Javier Milei, l’ala destra del trumpismo
Javier Milei ha vinto il ballottaggio contro Sergio Massa, ministro dell’economia del governo precedente e corresponsabile della grave crisi argentina. Milei ha vinto anche perché ha ricevuto l’appoggio dell’ex presidente Macri uno dei maggiori rappresentanti di quel establishment che Javier dice di combattere. Il presidente eletto è un personaggio singolare, economista che fa riferimento alla scuola di Vienna, innamorato dei Chicago boys, propone una ricetta per l’Argentina che chiamare massimalista è fargli un complimento. Un Grillo all’ennesima potenza che ha sostituito il vaffa, con una motosega metaforica che nei suoi interventi e comizi era reale. L’uomo definito El Loco, il pazzo, fin dai suoi studi superiori, è un esoterista, dice di parlare tramite un medium con il suo cane morto che ha fatto clonare.

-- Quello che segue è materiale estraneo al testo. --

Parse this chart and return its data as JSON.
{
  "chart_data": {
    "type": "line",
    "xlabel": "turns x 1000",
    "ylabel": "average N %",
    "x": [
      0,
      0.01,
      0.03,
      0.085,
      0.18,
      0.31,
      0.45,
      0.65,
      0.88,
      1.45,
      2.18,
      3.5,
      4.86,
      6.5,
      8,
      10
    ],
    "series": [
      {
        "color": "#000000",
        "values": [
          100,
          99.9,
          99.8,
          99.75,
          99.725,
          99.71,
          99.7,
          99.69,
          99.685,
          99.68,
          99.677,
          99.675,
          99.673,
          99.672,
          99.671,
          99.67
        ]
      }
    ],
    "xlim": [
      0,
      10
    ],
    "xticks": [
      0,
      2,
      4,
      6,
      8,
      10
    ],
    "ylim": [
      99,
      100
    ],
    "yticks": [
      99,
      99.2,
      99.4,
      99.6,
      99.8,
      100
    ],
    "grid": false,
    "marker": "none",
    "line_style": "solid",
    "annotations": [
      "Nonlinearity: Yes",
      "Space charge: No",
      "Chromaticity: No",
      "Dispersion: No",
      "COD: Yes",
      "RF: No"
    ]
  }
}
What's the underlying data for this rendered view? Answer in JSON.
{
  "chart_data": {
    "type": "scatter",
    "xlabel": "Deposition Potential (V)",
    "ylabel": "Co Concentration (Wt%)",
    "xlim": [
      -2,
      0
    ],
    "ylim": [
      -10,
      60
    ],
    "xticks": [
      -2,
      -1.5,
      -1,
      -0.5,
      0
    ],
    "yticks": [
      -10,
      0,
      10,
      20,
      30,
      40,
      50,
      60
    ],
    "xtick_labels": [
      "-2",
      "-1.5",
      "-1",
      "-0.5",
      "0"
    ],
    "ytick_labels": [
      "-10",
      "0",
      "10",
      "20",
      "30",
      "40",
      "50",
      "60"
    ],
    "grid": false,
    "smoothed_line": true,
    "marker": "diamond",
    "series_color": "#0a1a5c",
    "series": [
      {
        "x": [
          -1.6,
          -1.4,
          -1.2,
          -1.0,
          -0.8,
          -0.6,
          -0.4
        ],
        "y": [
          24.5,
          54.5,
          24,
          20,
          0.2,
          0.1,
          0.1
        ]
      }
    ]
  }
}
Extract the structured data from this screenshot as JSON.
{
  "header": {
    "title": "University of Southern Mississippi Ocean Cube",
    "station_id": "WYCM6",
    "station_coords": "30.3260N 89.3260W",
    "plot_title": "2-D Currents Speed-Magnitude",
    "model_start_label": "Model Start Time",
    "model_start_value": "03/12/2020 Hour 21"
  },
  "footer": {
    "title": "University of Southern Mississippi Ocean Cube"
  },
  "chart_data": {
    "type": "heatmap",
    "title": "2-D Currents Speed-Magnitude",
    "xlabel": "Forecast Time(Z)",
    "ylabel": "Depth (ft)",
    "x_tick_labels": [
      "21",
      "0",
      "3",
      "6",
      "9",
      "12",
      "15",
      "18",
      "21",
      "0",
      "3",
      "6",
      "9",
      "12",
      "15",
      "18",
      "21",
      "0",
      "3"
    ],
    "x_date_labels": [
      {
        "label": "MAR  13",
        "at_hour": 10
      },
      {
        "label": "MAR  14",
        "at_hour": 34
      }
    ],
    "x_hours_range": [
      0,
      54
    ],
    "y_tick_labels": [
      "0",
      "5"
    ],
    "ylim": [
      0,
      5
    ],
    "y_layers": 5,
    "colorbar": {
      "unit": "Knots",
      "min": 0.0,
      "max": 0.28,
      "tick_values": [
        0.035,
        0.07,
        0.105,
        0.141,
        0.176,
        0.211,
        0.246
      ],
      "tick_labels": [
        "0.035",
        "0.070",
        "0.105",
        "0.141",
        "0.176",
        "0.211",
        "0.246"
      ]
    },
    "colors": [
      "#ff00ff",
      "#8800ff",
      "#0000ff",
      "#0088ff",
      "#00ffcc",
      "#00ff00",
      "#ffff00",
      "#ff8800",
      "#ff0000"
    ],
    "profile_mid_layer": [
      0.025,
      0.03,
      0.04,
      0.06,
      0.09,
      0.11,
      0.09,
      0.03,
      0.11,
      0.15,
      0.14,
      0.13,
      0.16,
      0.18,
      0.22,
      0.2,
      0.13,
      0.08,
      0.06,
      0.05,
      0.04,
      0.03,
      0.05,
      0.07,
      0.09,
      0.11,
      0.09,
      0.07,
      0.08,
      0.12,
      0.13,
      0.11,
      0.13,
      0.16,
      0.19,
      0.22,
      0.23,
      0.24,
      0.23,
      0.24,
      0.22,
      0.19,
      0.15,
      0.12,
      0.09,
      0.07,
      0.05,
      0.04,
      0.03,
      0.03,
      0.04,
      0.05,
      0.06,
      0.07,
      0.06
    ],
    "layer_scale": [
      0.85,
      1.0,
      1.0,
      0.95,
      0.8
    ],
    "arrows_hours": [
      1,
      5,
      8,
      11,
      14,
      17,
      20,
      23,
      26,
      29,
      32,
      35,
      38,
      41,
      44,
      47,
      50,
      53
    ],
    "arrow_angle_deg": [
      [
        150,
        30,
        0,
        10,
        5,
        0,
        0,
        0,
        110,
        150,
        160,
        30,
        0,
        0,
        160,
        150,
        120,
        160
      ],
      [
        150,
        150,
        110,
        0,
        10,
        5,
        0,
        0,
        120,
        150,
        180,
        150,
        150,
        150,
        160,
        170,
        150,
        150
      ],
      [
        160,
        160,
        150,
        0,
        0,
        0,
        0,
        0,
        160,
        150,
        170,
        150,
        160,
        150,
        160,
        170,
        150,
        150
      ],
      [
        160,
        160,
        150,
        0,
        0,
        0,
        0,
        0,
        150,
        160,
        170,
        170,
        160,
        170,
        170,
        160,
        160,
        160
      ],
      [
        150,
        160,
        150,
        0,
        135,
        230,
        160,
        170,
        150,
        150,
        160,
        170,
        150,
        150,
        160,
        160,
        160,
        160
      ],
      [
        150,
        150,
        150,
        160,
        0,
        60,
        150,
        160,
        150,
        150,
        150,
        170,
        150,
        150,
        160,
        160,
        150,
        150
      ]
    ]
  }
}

È convinto di essere mandato da Dio con il compito di estirpare il socialismo considerato dottrina satanica. Ha accusato papa Francesco di essere un inviato del Demonio in quanto, a suo dire, comunista. L’uomo lo si è subito paragonato a Trump e Bolsonaro, in realtà Milei è qualcosa di diverso e di più estremo rispetto ai due. Trump è rappresentate dell’establishment e Milei non lo è, Bolsonaro e un ex militare che per anni è stato parlamentare. Milei invece sorge da un nulla politico, si definisce anarco-capitalista, un ossimoro, in quanto l’essenza intima del capitalismo è anarchica, non sopporta controlli terzi, punta al monopolio.

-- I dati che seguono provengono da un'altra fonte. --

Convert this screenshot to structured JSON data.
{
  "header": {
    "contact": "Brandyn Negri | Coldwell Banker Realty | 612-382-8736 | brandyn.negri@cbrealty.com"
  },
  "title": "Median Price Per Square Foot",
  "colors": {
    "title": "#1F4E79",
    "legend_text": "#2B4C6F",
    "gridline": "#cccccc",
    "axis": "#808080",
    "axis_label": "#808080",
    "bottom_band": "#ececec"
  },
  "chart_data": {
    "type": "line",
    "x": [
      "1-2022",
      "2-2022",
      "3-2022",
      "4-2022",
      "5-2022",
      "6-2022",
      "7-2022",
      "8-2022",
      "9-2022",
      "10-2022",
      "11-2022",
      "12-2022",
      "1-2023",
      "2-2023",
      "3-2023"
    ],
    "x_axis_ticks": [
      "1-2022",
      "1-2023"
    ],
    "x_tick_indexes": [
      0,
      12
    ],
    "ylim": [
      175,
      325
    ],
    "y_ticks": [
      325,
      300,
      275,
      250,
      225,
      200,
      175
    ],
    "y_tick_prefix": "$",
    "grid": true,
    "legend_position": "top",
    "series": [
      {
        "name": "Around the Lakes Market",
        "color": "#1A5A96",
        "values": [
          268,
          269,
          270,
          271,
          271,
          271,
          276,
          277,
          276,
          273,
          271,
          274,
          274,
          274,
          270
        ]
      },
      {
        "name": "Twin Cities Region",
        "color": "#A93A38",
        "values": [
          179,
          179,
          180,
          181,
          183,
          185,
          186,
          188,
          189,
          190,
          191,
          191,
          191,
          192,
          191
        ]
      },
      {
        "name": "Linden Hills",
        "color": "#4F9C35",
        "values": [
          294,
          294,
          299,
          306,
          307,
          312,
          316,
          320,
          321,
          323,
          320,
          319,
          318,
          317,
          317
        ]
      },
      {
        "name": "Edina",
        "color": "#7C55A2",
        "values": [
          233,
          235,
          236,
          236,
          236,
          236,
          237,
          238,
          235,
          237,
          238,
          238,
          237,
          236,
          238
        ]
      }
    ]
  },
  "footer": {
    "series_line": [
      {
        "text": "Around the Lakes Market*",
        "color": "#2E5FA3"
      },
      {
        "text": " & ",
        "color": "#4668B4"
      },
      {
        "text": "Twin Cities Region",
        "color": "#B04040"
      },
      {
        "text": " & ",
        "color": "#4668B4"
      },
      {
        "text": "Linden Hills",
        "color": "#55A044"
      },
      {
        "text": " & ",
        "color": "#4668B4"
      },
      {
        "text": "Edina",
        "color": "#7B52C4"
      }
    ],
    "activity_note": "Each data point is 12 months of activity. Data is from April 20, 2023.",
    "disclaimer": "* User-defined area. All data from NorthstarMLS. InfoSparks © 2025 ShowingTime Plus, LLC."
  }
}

L’unico elemento di contrasto per quella dottrina è il mercato che avrebbe una spinta auto-regolamentatrice. Il giornalista Juan Luis González che ha scritto un libro su di lui, che in poche settimane ha raggiunto le parti alte della classifica, sostiene che è un líder inestable que irrumpía en un país inestable. Un uomo solo che si fida solo della sorella Karina. L’unica continuità della sua esistenza. È stato un bimbo e ragazzo picchiato dal padre senza che mai la madre intervenisse. Traumi infantili che l’hanno portato a desiderare e predicare la libertà assoluta compresa la compravendita degli organi.
Secondo González Milei è unito agli altri esponenti dell’ultra destra mondiale dai temi generali con uno specifico locale. Crisi dei partiti politici tradizionali con il discredito generalizzato dei politici succedutisi dopo i militari, salvo Raúl Alfonsin; dalla crisi dei sindacati e da un individualismo esacerbato. Miliei è la risposta di una società post pandemica, uberizzata, senza più lavori continuativi ma occasionali; la scomparsa dei movimenti di massa che avevano nei posti di lavoro i luoghi di aggregazione, sostituiti dai social che offrono la libertà del rancore. Con l’ultradestra condivide il disprezzo per ogni diversità, specie quella sessuale. Il presidente ha davanti a sé un compito immane.
Una inflazione del 140%, non sostenibile per lungo tempo compreso il tasso di cambio del dollaro. Il peso subirà un ulteriore deprezzamento che l’annuncio della cancellazione della Banca centrale e la dollarizzazione dell’Argentina aggraverà con la fuga dei capitali. Oggi il Paese australe non ha la possibilità di rimborsare i 67 miliardi di dollari in obbligazioni internazionali e i 45 miliardi presi in prestito dall’Fmi e quelli che presumibilmente chiederà nei prossimi anni. La Banca centrale non ha dollari, eccetto quelli depositati nelle altre banche come parte delle riserve. Un nuovo default è dietro l’angolo.
Non basteranno i tagli annunciati e che forse non riuscirà a fare, visto che il suo partito non ha i numeri in parlamento. Sul piano internazionale il cambio potrebbe essere significativo. Il precedente governo aveva fatto domanda di adesione ai Brics, ma Milei è contrario, vuole riportare l’Argentina verso gli Usa. Più Trump che Biden, il tycoon è stato il primo a congratularsi con lui. Quanto durerà Milei visto che si annuncia un clima turbolento con una maggioranza risicata? Il destino dei populisti è scontrarsi con la realtà e negare le promesse fatte.